La huelga fértil

La jornada de huelga general es a un tiempo oportunidad de reflexión y de acción. Por eso, echo un vistazo figurado a la situación y me digo que qué derechos podemos defender precisamente nosotros, si no tenemos ninguno –y aquí dudo entre escribir ya o todavía–. ¿Los de los trabajadores descreídos que, sin ser lo suyo jauja, están mil veces mejor de lo que nosotros lo estamos, y acuden hoy a trabajar sin alegría ni convicción, sólo para que no les descuenten una porción de su nómina? ¿Los de quienes tienen algo que perder con la reforma, pero que no se unirán a la huelga porque, me dicen quejumbrosos –a mí, que si enfermo no cobro, ni merezco subsidio de desempleo cuando no me contratan–, les han recortado un no sé cuánto por ciento del sueldo por culpa de la sumisión de los sindicatos? ¿Los de quienes declaran que, como no hay nada que hacer, no van a hacer nada?
 
En una página de El Periódico del miércoles, víspera del 29M, un columnista invitado como detractor de la huelga general proclama que él no se adherirá a la convocatoria porque le gusta mucho su trabajo. Y por más que releo su encendido elogio de la laboriosidad entregada no consigo deducir qué lo habrá inducido a creer que quienes protestan lo hacen porque trabajar les provoca urticaria. Grandes apasionados de su trabajo defienden hoy que el ejercicio profesional sea tal, que las leyes que lo regulan no abran la puerta a que el engranaje económico –patronal, gobiernos, bancos– le pise al trabajador los callos, le saque los ojos o se le folle a las hijas. Abolida la esclavitud, los trabajadores rechazan una nueva esclavización solapada o evidente, pues entienden que la actual reforma consiente todo tipo de explotación y vejación del empleado con la promesa de que así al menos habrá trabajo. El crecimiento del empleo es aquí la zanahoria que cuelga, apetitosa, al otro extremo del palo, lejos, demasiado lejos como para no ser de goma.

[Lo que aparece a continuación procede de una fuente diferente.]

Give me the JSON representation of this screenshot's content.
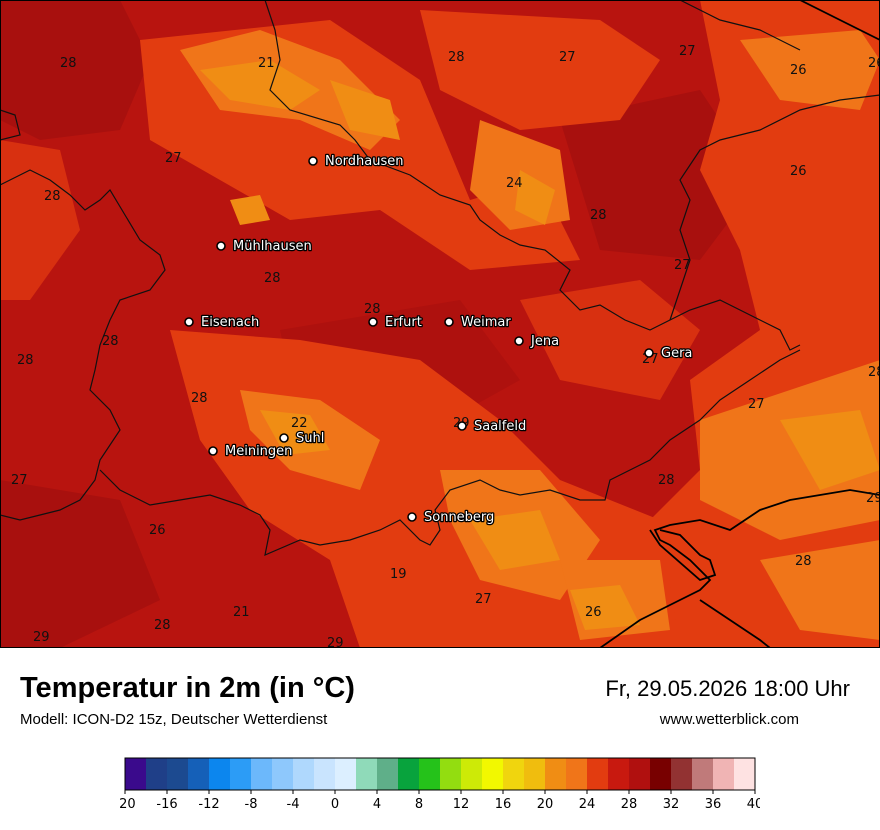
{
  "title": "Temperatur in 2m (in °C)",
  "subtitle": "Modell: ICON-D2 15z, Deutscher Wetterdienst",
  "datetime": "Fr, 29.05.2026 18:00 Uhr",
  "website": "www.wetterblick.com",
  "cities": [
    {
      "name": "Nordhausen"
    },
    {
      "name": "Mühlhausen"
    },
    {
      "name": "Eisenach"
    },
    {
      "name": "Erfurt"
    },
    {
      "name": "Weimar"
    },
    {
      "name": "Jena"
    },
    {
      "name": "Gera"
    },
    {
      "name": "Suhl"
    },
    {
      "name": "Meiningen"
    },
    {
      "name": "Saalfeld"
    },
    {
      "name": "Sonneberg"
    }
  ],
  "values": [
    "28",
    "21",
    "28",
    "27",
    "27",
    "26",
    "26",
    "27",
    "28",
    "24",
    "26",
    "28",
    "28",
    "27",
    "28",
    "28",
    "28",
    "28",
    "27",
    "27",
    "28",
    "22",
    "29",
    "27",
    "28",
    "26",
    "29",
    "19",
    "28",
    "27",
    "26",
    "21",
    "28",
    "29",
    "29",
    "28"
  ],
  "legend": {
    "ticks": [
      "-20",
      "-16",
      "-12",
      "-8",
      "-4",
      "0",
      "4",
      "8",
      "12",
      "16",
      "20",
      "24",
      "28",
      "32",
      "36",
      "40"
    ],
    "colors": [
      "#3a0a8c",
      "#1f3f88",
      "#1c4a90",
      "#1560b8",
      "#0c86ee",
      "#2c9cf6",
      "#6cb8fb",
      "#8ec8fc",
      "#afd8fd",
      "#c9e4fe",
      "#dcefff",
      "#8fdab9",
      "#5faf89",
      "#08a33d",
      "#25c21a",
      "#93dd10",
      "#cdea07",
      "#f2f800",
      "#f0d50e",
      "#f0bd0e",
      "#f08d14",
      "#f07519",
      "#e23c10",
      "#c8190f",
      "#b0100f",
      "#780000",
      "#923232",
      "#c07a7a",
      "#f0b4b4",
      "#fee2e2"
    ]
  }
}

Mientras, quienes detestan su trabajo se resignan a sufrir desempeñándolo. Un sufrimiento mayor, como el que aseguran las medidas de nuestros gobiernos, viene a reafirmarlos en su convicción bíblica de que el fruto de la tierra sólo se obtiene con sudor, lumbago y llagas en las manos, así que aceptan esta reforma y las que vengan como una bendita penitencia divina. Sin embargo, desentendiéndose de la huelga y enarbolando la bandera de la decencia madrugadora, ahorradora y sacrificada están haciendo una lectura sesgada del Génesis, donde ningún pasaje determina que el fruto de tan arduo trabajo deba llevárselo invariablemente otro.

Me digo que, sirva o no para mover esta vez las leyes, a través de la huelga defendemos nuestros derechos posibles, presentes y futuros; los derechos del hombre, que deben anteponerse siempre a las cuentas de resultados. Entre tanto, los medios ceden la palabra a gente supuestamente lúcida que se finge escéptica –cuando en realidad creen, ¡vaya si creen!, en la perpetuación de sus feudos inexpugnables–, para que ventile esos errores históricos de la izquierda que en su opinión desactivan el poder de la huelga, y para que callen deliberadamente las razones históricas que la avalan. 

Por suerte, eso mismo que ellos quisieran ocultarnos lo registra, incontestable, el diccionario:
huelga2.
(Del celta hisp. *ŏlga; cf. galo ŏlca).
1. f. Terreno de cultivo especialmente fértil.